Paley Park, next to a Le Pain Quotidien restaurant in midtown Manhattan |
Le Pain Quotidien has both a communal and individual tables (photo courtesy of Le Pain Quotidien) |
Le Pain Quotidien is a bakery/restaurant that provides a tasty alternative to standard travel breakfasts.
What I find most frustrating about breakfast on the road is the relatively stark choice of healthy food with sparse taste or tasty food with lots of fat and salt. And the presence, early in the morning, of loud television at some places does no help, either. Why does almost every hotel chain in America assume every breakfast diner is deaf and that the television volume should be set accordingly?
Le Pain Quotidien, a restaurant chain founded in Belgium, offers a mostly organic breakfast that is as plain or as rich as you would like. The chain has restaurants in New York, California, four other states and the District of Columbia and in overseas locations as diverse as Brussels and Qatar.
The Le Pain Quotidien breakfast menu is fairly consistent at each location. I particularly like their breakfast special which includes a croissant and a slice each of baguette, whole wheat and five-grain breads. The restaurant’s breads have the paradoxical properties of being both light and substantial at the same time. The bread has a slight, but not overpowering, taste of sourdough.
You can also get individual pastries, soft-boiled eggs, steel-cut oatmeal and fresh fruits. The orange juice is very nice. The coffee is all right, better than that at the Holiday Inn but without the pizzazz of coffee at the Marriott.
Later in the day, you could return for quiche, tartines (breads with assorted meat, vegetable and cheese toppings) and salads.
We have eaten at Le Pain Quotidiens in Pasadena, California and in midtown Manhattan.

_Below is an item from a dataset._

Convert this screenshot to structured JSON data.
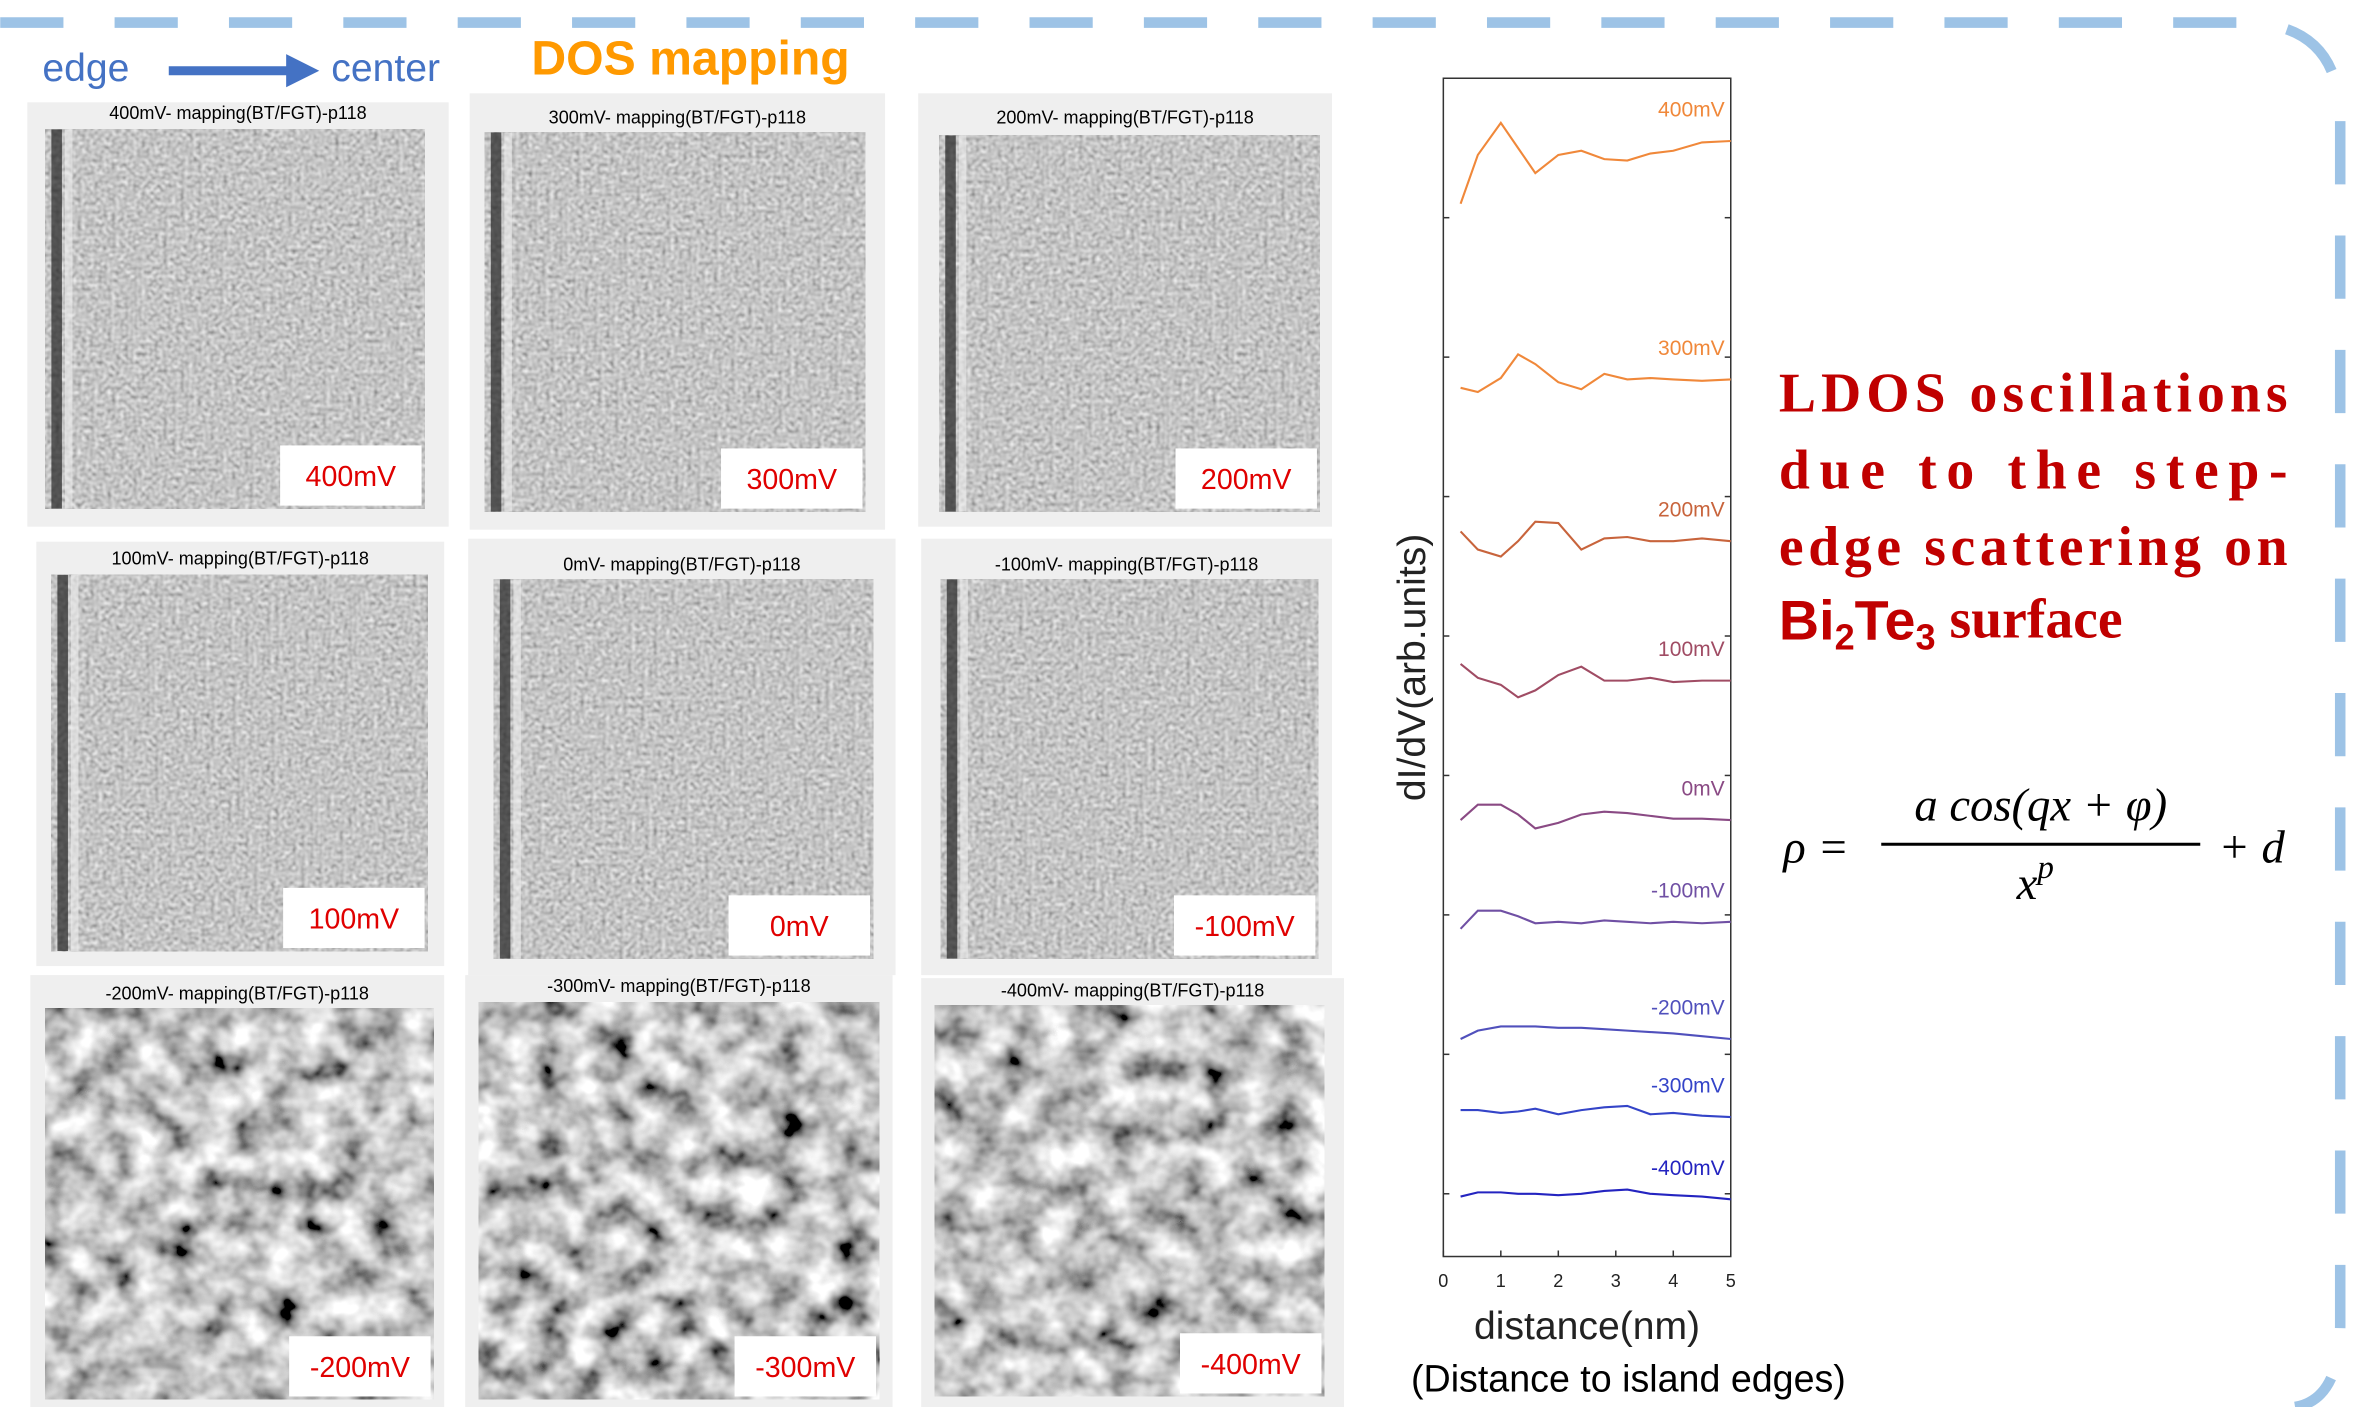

At both, the dining room was quiet and peaceful, allowing a wake-up without crowds or loud television. The service is unhurried but if you have to catch a plane, the staff will speed your order.
Each restaurant has common layouts and features. These include a choice between sitting at a communal table or individual table. Diners can also buy cookies, pastries or jams and spreads to go.
However, the restaurants also draw on their communities. In Pasadena, for example, we had breakfast outside. The Pasadena location also had an egg white omelet, which is very good. In New York City, we were delighted to discover that one of the midtown locations is just to the right of that wonderful mini-park, Paley Park.